Tran plan baking with bread berley

Scott Spear wins the Jarvis Walker tacklebox and Tsunami lure pack for this 1.2-metre mulloway, hooked near the Sygna last Friday.
Scott Spear wins the Jarvis Walker tacklebox and Tsunami lure pack for this 1.2-metre mulloway, hooked near the Sygna last Friday.

COLIN Tran, "The Noodle Man", is fast earning a name for himself on this fishing page. And not just because he runs Noodles at the Bay restaurant at Warners Bay.

Colin is a mad-keen fisho from way back.

But during the past 12 months he has escalated, via family connections, from fishing local jetties to bagging out on bream by boat.

Make that boats.

"My brother, and my brother's brother-in-law, both bought boats in the last year," Colin explained this week.

"Before I used to just fish off the jetty. Now we head out together by boat."

Colin reports there has been a noted increase in catch since the transition - but not so much from being on top of the water as opposed to what they're dropping into the water.

Namely, their wonder berley.

"When we first started going out on the boat, we'd catch nothing but when we came in we'd see people were cleaning fish," Colin explained.

"We weren't exactly sure why that was but we vowed one day it would change."

Frustrated, but hungry for knowledge as well as a feed of fish, Colin took to the internet, as did his brother and brother-in-law.

Research revealed the concept of berley.

That dark art of mashing something tasty (if you're a fish) together and dropping it in the water.

"My brother-in-law owns a bakery at Kotara," Colin explained.

"So we started using the leftover breadcrumbs to make berley.

"It worked a treat.

"Now, every time we go out we carry at least two 20-litre buckets of bread berley mixed up with water."

The crumb berley has proved magnetic in its fish-attracting capabilities and Colin reckons catch rates are way up.

Last weekend, he and brother Byrne and the bro-in-law hauled in 19 bream, averaging about 38 centimetres, with the biggest measuring 44cm.

"And that was a quiet day," Colin said. "Normally we get heaps more. The bread really gets them going. About 95 per cent of the fish are bream, the rest is flathead."

Colin and the boys are still coming to terms with their boats, but the longer-term aim is to venture outside for a fish.

"We're just looking to get a few more hours under our belt on the water before we get too adventurous."

Byrne's wife Jasmine is a really keen fisho too.

The couple welcomed baby Zara aboard two months ago but that hasn't stopped them fishing.

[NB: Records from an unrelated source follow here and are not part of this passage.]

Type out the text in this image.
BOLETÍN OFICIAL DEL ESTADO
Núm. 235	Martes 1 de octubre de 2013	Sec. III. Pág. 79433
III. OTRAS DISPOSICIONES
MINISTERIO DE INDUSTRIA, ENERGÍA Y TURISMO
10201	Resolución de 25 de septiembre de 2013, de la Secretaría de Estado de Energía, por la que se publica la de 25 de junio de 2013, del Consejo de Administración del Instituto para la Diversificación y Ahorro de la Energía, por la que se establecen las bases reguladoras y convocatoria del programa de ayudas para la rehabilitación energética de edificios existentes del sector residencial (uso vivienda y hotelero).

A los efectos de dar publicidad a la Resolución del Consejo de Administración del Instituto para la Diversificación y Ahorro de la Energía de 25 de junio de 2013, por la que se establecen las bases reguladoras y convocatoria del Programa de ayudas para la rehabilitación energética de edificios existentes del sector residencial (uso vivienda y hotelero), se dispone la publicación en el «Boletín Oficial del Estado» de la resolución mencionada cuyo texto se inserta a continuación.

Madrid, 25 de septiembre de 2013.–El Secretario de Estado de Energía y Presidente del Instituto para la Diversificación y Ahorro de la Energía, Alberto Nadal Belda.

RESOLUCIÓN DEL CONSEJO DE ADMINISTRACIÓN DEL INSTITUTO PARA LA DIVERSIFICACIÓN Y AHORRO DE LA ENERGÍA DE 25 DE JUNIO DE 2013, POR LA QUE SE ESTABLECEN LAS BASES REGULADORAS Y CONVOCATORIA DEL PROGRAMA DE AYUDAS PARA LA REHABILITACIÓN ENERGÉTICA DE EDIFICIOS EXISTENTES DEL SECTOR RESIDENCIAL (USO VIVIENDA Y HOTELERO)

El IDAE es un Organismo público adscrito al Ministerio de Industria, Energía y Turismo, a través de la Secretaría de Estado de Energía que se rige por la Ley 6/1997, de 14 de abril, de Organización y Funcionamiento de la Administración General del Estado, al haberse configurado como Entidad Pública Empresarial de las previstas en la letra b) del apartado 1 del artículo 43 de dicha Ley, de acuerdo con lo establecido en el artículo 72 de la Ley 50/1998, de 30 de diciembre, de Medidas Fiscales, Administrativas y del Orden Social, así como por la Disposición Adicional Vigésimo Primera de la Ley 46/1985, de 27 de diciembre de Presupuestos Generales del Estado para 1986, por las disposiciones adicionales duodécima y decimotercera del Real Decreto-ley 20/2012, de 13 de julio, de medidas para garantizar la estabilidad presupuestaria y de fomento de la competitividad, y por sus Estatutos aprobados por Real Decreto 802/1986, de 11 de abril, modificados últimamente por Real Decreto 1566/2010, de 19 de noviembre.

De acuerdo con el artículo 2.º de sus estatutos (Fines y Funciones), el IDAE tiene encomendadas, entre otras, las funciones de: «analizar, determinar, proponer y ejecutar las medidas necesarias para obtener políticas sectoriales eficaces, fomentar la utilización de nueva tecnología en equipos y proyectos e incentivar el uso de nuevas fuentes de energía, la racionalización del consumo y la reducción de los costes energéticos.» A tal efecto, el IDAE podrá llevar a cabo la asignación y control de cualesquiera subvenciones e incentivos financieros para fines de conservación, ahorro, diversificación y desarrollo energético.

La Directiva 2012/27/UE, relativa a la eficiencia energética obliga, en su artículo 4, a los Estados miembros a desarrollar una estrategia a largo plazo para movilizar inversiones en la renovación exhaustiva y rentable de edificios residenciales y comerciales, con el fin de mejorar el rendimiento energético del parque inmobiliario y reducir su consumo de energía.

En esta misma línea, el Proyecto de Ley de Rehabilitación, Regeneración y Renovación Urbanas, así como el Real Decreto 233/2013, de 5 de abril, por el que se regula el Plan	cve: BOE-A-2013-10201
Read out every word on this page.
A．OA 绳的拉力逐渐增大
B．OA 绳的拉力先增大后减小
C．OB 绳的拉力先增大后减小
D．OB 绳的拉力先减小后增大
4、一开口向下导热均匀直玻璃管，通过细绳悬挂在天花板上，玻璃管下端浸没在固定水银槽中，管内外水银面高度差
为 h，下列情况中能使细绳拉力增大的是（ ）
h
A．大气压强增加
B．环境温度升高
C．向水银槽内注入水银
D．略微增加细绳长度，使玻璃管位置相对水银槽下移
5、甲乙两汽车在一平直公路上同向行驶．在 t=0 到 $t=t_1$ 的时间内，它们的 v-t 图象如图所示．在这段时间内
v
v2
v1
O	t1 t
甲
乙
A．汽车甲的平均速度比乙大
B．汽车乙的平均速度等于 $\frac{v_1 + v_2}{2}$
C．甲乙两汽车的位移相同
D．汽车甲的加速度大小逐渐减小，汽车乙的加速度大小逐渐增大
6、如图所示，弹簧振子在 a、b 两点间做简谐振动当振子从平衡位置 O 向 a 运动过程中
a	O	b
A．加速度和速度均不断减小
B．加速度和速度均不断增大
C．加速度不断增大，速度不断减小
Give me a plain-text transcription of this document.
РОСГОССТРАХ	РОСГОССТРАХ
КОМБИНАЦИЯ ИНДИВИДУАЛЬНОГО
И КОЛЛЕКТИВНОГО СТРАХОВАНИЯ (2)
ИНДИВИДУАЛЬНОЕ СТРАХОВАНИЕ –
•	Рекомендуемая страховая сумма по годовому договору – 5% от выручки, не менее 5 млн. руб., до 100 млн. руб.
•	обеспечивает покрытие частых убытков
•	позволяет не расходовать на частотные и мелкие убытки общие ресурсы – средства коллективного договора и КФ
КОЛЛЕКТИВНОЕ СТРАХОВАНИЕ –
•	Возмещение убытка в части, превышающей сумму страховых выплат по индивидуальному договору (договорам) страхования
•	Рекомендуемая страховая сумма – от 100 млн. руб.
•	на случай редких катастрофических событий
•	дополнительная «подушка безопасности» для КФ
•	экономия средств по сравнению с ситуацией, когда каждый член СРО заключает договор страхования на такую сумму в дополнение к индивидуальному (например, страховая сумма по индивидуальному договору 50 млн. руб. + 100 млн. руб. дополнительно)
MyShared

The boys and girls usually head out from Valentine each Sunday about 6am.

The fleet tends to fish in close proximity in a few secret spots around Bolton Point.

Sometimes they get their lines crossed, but not when it comes to the wonder berley.

In baking terms it's called rising to a challenge, but like all great success it has its origins in the crumb of an idea.

Flathead classic

ENTRIES are fast approaching the ton for the Allworth and District Social Fishing Club Flathead Classic, which is running at Allworth this weekend.

Anglers will be vying for a range of cash prizes, with $500 on offer for the largest flathead caught and released.

"We have weigh-in boats along the river, and the idea is people catch their fish, put it in a bucket, get it weighed and then release it," club secretary Kelly Sinclair said.

Competition starts at 6am Saturday and concludes noon on Sunday with a prezzo to follow.

Entries will be accepted throughout if you want to pay up and get stuck in. Local band Too Stuffed To Jump will headline the Saturday night festivities and a canteen and potato bake stand will run over the two days.

For more information, call Kelly on 0428 945 860.

Map app mania

ANGLERS have been quick to take their bearings since NSW Marine Park Zoning Maps were made available for smart phones and tablets via the Avenza PDF Maps app, with more than 1400 downloads recorded.

"The app uses the GPS in your mobile device to show you exactly where you are in a marine park and what types of activities you can do," Department of Primary Industries (DPI) district fisheries officer Brett Vercoe said.

"For example, many marine park boundaries are on curves, and can be really awkward for the public and fisheries to identify where they are. The app incorporates constant curves.

"The app also does away with having to establish fishing portfolio marks on Google maps and then confirm whether you're in or outside them on your boat.

"Now you can go to your phone linked into the on-boat GPS, look at both, and see whether you are in the pink or green zone within an accuracy of five to 10 metres."

The Avenza PDF Maps app and the Marine Park Zoning Maps are free for download from the iTunes Store or Google Play.

Not a bad deal when you consider you pay for similar land-based maps if you're into bushwalking.

Another advantage is you don't need phone coverage, as the map is downloaded to the phone.

The only thing to be wary of is that the phone tends to suck a bit more juice in GPS mode, so get yourself a power pack so you can recharge during your trip if needs be.

"There are tutorials on the DPI site if you are bamboozled by technology, which go through all the steps from start to finish," Vercoe said.

"It's all about giving people the tools to do the right thing and it's going to be of such benefit to all parties."